Passing Cars
17 Apr, 2021Problem
A non-empty array A consisting of N integers is given. The consecutive elements of array A represent consecutive cars on a road.
Array A contains only 0s and/or 1s:
- 0 represents a car traveling east,
- 1 represents a car traveling west.
The goal is to count passing cars. We say that a pair of cars (P, Q), where 0 ≤ P < Q < N, is passing when P is traveling to the east and Q is traveling to the west.
For example, consider array A such that:
A[0] = 0
A[1] = 1
A[2] = 0
A[3] = 1
A[4] = 1We have five pairs of passing cars: (0, 1), (0, 3), (0, 4), (2, 3), (2, 4).
Write a function:
function solution(A);that, given a non-empty array A of N integers, returns the number of pairs of passing cars.
The function should return −1 if the number of pairs of passing cars exceeds 1,000,000,000.
For example, given:
A[0] = 0
A[1] = 1
A[2] = 0
A[3] = 1
A[4] = 1the function should return 5, as explained above.

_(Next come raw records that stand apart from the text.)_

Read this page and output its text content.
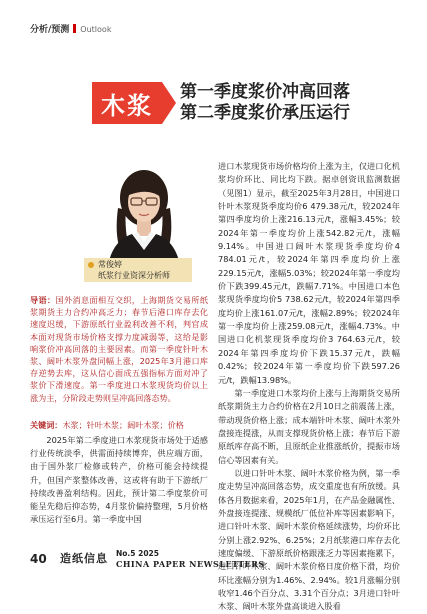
分析/预测 Outlook
木浆	第一季度浆价冲高回落
第二季度浆价承压运行
常俊婷
纸浆行业资深分析师
导语：国外消息面相互交织，上海期货交易所纸浆期货主力合约冲高乏力；春节后港口库存去化速度迟缓，下游原纸行业盈利改善不利，判官成本面对现货市场价格支撑力度减弱等，这给是影响浆价冲高回落的主要因素。而第一季度针叶木浆、阔叶木浆外盘同幅上涨，2025年3月港口库存逆势去库，这从信心面成五强指标方面对冲了浆价下滑速度。第一季度进口木浆现货均价以上涨为主，分阶段走势则呈冲高回落态势。
关键词：木浆；针叶木浆；阔叶木浆；价格

2025年第二季度进口木浆现货市场处于适感行业传统淡季，供需面持续博弈，供应端方面，由于国外浆厂检修或转产，价格可能会持续提升，但国产浆整体改善，这或将有助于下游纸厂持续改善盈利结构。因此，预计第二季度浆价可能呈先稳后抑态势，4月浆价偏持整理，5月价格承压运行至6月。第一季度中国

进口木浆现货市场价格均价上涨为主，仅进口化机浆均价环比、同比均下跌。据卓创资讯监测数据（见图1）显示，截至2025年3月28日，中国进口针叶木浆现货季度均价6 479.38元/t，较2024年第四季度均价上涨216.13元/t，涨幅3.45%；较2024年第一季度均价上涨542.82元/t，涨幅9.14%。中国进口阔叶木浆现货季度均价4 784.01元/t，较2024年第四季度均价上涨229.15元/t，涨幅5.03%；较2024年第一季度均价下跌399.45元/t，跌幅7.71%。中国进口本色浆现货季度均价5 738.62元/t，较2024年第四季度均价上涨161.07元/t，涨幅2.89%；较2024年第一季度均价上涨259.08元/t，涨幅4.73%。中国进口化机浆现货季度均价3 764.63元/t，较2024年第四季度均价下跌15.37元/t，跌幅0.42%；较2024年第一季度均价下跌597.26元/t，跌幅13.98%。

第一季度进口木浆均价上涨与上海期货交易所纸浆期货主力合约价格在2月10日之前震荡上涨，带动现货价格上涨；成本端针叶木浆、阔叶木浆外盘接连提涨，从而支撑现货价格上涨；春节后下游原纸库存高不断，且原纸企业推涨纸价，提振市场信心等因素有关。

以进口针叶木浆、阔叶木浆价格为例，第一季度走势呈冲高回落态势，成交重度也有所放缓。具体各月数据来看，2025年1月，在产品金融属性、外盘接连提涨、规模纸厂低位补库等因素影响下，进口针叶木浆、阔叶木浆价格延续涨势，均价环比分别上涨2.92%、6.25%；2月纸浆港口库存去化速度偏缓、下游原纸价格跟涨乏力等因素拖累下，进口针叶木浆、阔叶木浆价格日度价格下滑，均价环比涨幅分别为1.46%、2.94%。较1月涨幅分别收窄1.46个百分点、3.31个百分点；3月进口针叶木浆、阔叶木浆外盘高谈进入股看

40 造纸信息 No.5 2025
CHINA PAPER NEWSLETTERS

Write an efficient algorithm for the following assumptions:
- N is an integer within the range [1..100,000];
- each element of array A is an integer that can have one of the following values: 0, 1.
My Solution
failed O(N ** 2)
function solution(A) {
let pairs = [];
for (let i in A) {
if (A[i] === 0) {
pairs.push(...A.slice(i, A.length));
}
}
let cnt = 0;
for (let i of pairs) {
if (i === 1) cnt++;
}
if (cnt > 1000000000) return -1;
return cnt;
}success O(N)
function solution(A) {
let pairsCount = 0;
let incCounter = 0;
for (let i = 0; i < A.length; i++) {
// If current car is east bound, increment the counter by 1
// next time onwards, when westbound car comes, par count would be increased by increased counter
if (A[i] === 0) {
incCounter++;
} else {
pairsCount += incCounter;
}
}
return pairsCount <= 1000000000 ? pairsCount : -1;
}